Niagara Gazette

Local News

August 15, 2007

NIAGARA FALLS: Dialysis dedication

New center set to open at NFMMC

Officials gathered at Niagara Falls Memorial Medical Center on Wednesday to dedicate what will be the county’s largest dialysis center.

The Niagara Renal Center, located in the hospital’s former emergency room, is an 8,437-square-foot facility that will house 17 dialysis stations. Opening later this month, the center will be able to care for 102 patients a week.

Dialysis is a procedure in which wastes are removed from and chemicals are added to a person’s blood. The procedure is necessary for people who have developed end-stage kidney failure. About 288,000 (0.11 percent) of U.S. citizens are in need of dialysis, according to the U.S. Renal Data System.

Facilities such as this are vital because of the scarcity of dialysis stations in the area, Memorial President and CEO Joseph A. Ruffolo said.

“In a few short weeks, scores of patients from across the greater Niagara region who are now on waiting lists — or who would have had to leave our area — will be able to receive life-saving, life-sustaining kidney dialysis right in this room,” he said during the ceremony held in the center.
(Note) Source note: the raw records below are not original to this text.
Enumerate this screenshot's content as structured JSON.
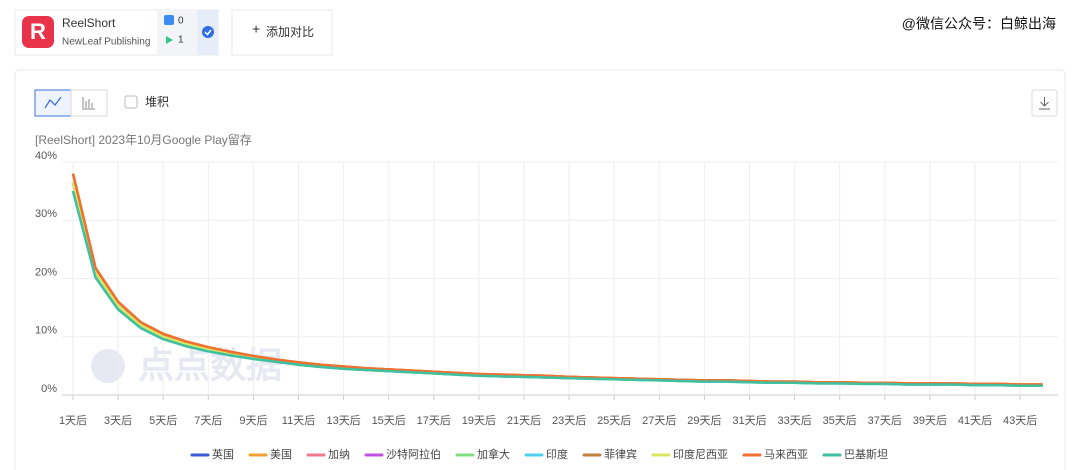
{
  "header": {
    "app_name": "ReelShort",
    "publisher": "NewLeaf Publishing",
    "ios_count": 0,
    "android_count": 1,
    "add_compare": "添加对比",
    "watermark": "@微信公众号：白鲸出海"
  },
  "toolbar": {
    "stack_label": "堆积"
  },
  "logo_watermark": "点点数据",
  "chart_data": {
    "type": "line",
    "title": "[ReelShort]  2023年10月Google Play留存",
    "categories": [
      "1天后",
      null,
      "3天后",
      null,
      "5天后",
      null,
      "7天后",
      null,
      "9天后",
      null,
      "11天后",
      null,
      "13天后",
      null,
      "15天后",
      null,
      "17天后",
      null,
      "19天后",
      null,
      "21天后",
      null,
      "23天后",
      null,
      "25天后",
      null,
      "27天后",
      null,
      "29天后",
      null,
      "31天后",
      null,
      "33天后",
      null,
      "35天后",
      null,
      "37天后",
      null,
      "39天后",
      null,
      "41天后",
      null,
      "43天后",
      null
    ],
    "ylim": [
      0,
      40
    ],
    "yticks": [
      {
        "value": 0,
        "label": "0%"
      },
      {
        "value": 10,
        "label": "10%"
      },
      {
        "value": 20,
        "label": "20%"
      },
      {
        "value": 30,
        "label": "30%"
      },
      {
        "value": 40,
        "label": "40%"
      }
    ],
    "grid": true,
    "legend": "bottom",
    "series": [
      {
        "name": "英国",
        "color": "#3a5bd9",
        "values": [
          36.5,
          21,
          15.3,
          12,
          10,
          8.8,
          7.8,
          7,
          6.4,
          5.9,
          5.4,
          5.0,
          4.7,
          4.4,
          4.2,
          4.0,
          3.8,
          3.6,
          3.4,
          3.3,
          3.2,
          3.1,
          3.0,
          2.9,
          2.8,
          2.7,
          2.6,
          2.5,
          2.4,
          2.4,
          2.3,
          2.2,
          2.2,
          2.1,
          2.1,
          2.0,
          2.0,
          1.9,
          1.9,
          1.9,
          1.8,
          1.8,
          1.7,
          1.7
        ]
      },
      {
        "name": "美国",
        "color": "#f0a030",
        "values": [
          38,
          21.8,
          16,
          12.5,
          10.5,
          9.2,
          8.2,
          7.4,
          6.7,
          6.1,
          5.6,
          5.2,
          4.9,
          4.6,
          4.4,
          4.2,
          4.0,
          3.8,
          3.6,
          3.5,
          3.4,
          3.3,
          3.1,
          3.0,
          2.9,
          2.8,
          2.7,
          2.6,
          2.5,
          2.5,
          2.4,
          2.3,
          2.3,
          2.2,
          2.2,
          2.1,
          2.1,
          2.0,
          2.0,
          2.0,
          1.9,
          1.9,
          1.8,
          1.8
        ]
      },
      {
        "name": "加纳",
        "color": "#f07890",
        "values": [
          36.5,
          21,
          15.3,
          12,
          10,
          8.8,
          7.8,
          7,
          6.4,
          5.9,
          5.4,
          5.0,
          4.7,
          4.4,
          4.2,
          4.0,
          3.8,
          3.6,
          3.4,
          3.3,
          3.2,
          3.1,
          3.0,
          2.9,
          2.8,
          2.7,
          2.6,
          2.5,
          2.4,
          2.4,
          2.3,
          2.2,
          2.2,
          2.1,
          2.1,
          2.0,
          2.0,
          1.9,
          1.9,
          1.9,
          1.8,
          1.8,
          1.7,
          1.7
        ]
      },
      {
        "name": "沙特阿拉伯",
        "color": "#c050e0",
        "values": [
          36.5,
          21,
          15.3,
          12,
          10,
          8.8,
          7.8,
          7,
          6.4,
          5.9,
          5.4,
          5.0,
          4.7,
          4.4,
          4.2,
          4.0,
          3.8,
          3.6,
          3.4,
          3.3,
          3.2,
          3.1,
          3.0,
          2.9,
          2.8,
          2.7,
          2.6,
          2.5,
          2.4,
          2.4,
          2.3,
          2.2,
          2.2,
          2.1,
          2.1,
          2.0,
          2.0,
          1.9,
          1.9,
          1.9,
          1.8,
          1.8,
          1.7,
          1.7
        ]
      },
      {
        "name": "加拿大",
        "color": "#80e080",
        "values": [
          35,
          20.2,
          14.7,
          11.5,
          9.6,
          8.4,
          7.5,
          6.8,
          6.2,
          5.7,
          5.2,
          4.8,
          4.5,
          4.3,
          4.1,
          3.9,
          3.7,
          3.5,
          3.3,
          3.2,
          3.1,
          3.0,
          2.9,
          2.8,
          2.7,
          2.6,
          2.5,
          2.4,
          2.3,
          2.3,
          2.2,
          2.1,
          2.1,
          2.0,
          2.0,
          1.9,
          1.9,
          1.8,
          1.8,
          1.8,
          1.7,
          1.7,
          1.6,
          1.6
        ]
      },
      {
        "name": "印度",
        "color": "#50d0f0",
        "values": [
          35,
          20.2,
          14.7,
          11.5,
          9.6,
          8.4,
          7.5,
          6.8,
          6.2,
          5.7,
          5.2,
          4.8,
          4.5,
          4.3,
          4.1,
          3.9,
          3.7,
          3.5,
          3.3,
          3.2,
          3.1,
          3.0,
          2.9,
          2.8,
          2.7,
          2.6,
          2.5,
          2.4,
          2.3,
          2.3,
          2.2,
          2.1,
          2.1,
          2.0,
          2.0,
          1.9,
          1.9,
          1.8,
          1.8,
          1.8,
          1.7,
          1.7,
          1.6,
          1.6
        ]
      },
      {
        "name": "菲律宾",
        "color": "#c08040",
        "values": [
          38,
          21.8,
          16,
          12.5,
          10.5,
          9.2,
          8.2,
          7.4,
          6.7,
          6.1,
          5.6,
          5.2,
          4.9,
          4.6,
          4.4,
          4.2,
          4.0,
          3.8,
          3.6,
          3.5,
          3.4,
          3.3,
          3.1,
          3.0,
          2.9,
          2.8,
          2.7,
          2.6,
          2.5,
          2.5,
          2.4,
          2.3,
          2.3,
          2.2,
          2.2,
          2.1,
          2.1,
          2.0,
          2.0,
          2.0,
          1.9,
          1.9,
          1.8,
          1.8
        ]
      },
      {
        "name": "印度尼西亚",
        "color": "#d8e860",
        "values": [
          36.5,
          21,
          15.3,
          12,
          10,
          8.8,
          7.8,
          7,
          6.4,
          5.9,
          5.4,
          5.0,
          4.7,
          4.4,
          4.2,
          4.0,
          3.8,
          3.6,
          3.4,
          3.3,
          3.2,
          3.1,
          3.0,
          2.9,
          2.8,
          2.7,
          2.6,
          2.5,
          2.4,
          2.4,
          2.3,
          2.2,
          2.2,
          2.1,
          2.1,
          2.0,
          2.0,
          1.9,
          1.9,
          1.9,
          1.8,
          1.8,
          1.7,
          1.7
        ]
      },
      {
        "name": "马来西亚",
        "color": "#f07030",
        "values": [
          38,
          21.8,
          16,
          12.5,
          10.5,
          9.2,
          8.2,
          7.4,
          6.7,
          6.1,
          5.6,
          5.2,
          4.9,
          4.6,
          4.4,
          4.2,
          4.0,
          3.8,
          3.6,
          3.5,
          3.4,
          3.3,
          3.1,
          3.0,
          2.9,
          2.8,
          2.7,
          2.6,
          2.5,
          2.5,
          2.4,
          2.3,
          2.3,
          2.2,
          2.2,
          2.1,
          2.1,
          2.0,
          2.0,
          2.0,
          1.9,
          1.9,
          1.8,
          1.8
        ]
      },
      {
        "name": "巴基斯坦",
        "color": "#40c0a0",
        "values": [
          35,
          20.2,
          14.7,
          11.5,
          9.6,
          8.4,
          7.5,
          6.8,
          6.2,
          5.7,
          5.2,
          4.8,
          4.5,
          4.3,
          4.1,
          3.9,
          3.7,
          3.5,
          3.3,
          3.2,
          3.1,
          3.0,
          2.9,
          2.8,
          2.7,
          2.6,
          2.5,
          2.4,
          2.3,
          2.3,
          2.2,
          2.1,
          2.1,
          2.0,
          2.0,
          1.9,
          1.9,
          1.8,
          1.8,
          1.8,
          1.7,
          1.7,
          1.6,
          1.6
        ]
      }
    ]
  }
}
Each dialysis station will feature a 15-inch television connected to an in-house entertainment center. Patients will have drive-up access to the facility via the former emergency room doors. The center will create 10 new, full-time jobs.

The facility is co-owned by Memorial, Dr. Sujatha Addagatla and Apollo Health Care LLC, which runs dialysis centers across the region and state. Addagatla will also serve as medical director of the center.

Dialysis is a three-times-weekly, four-hours-per-visit procedure that can create an inconvenience for patients and their families, according to Michael Sloma, president and CEO of Apollo Health Care — especially for those people who have to travel from Niagara County to Buffalo for treatment. Some of the facilities his company runs have had to create extensive waiting lists, something he’d like to eliminate.

“There is an incredible need for additional situations in Western New York, and Niagara County in particular,” he said. “Now we will routinely be able to say yes, we can help you out.”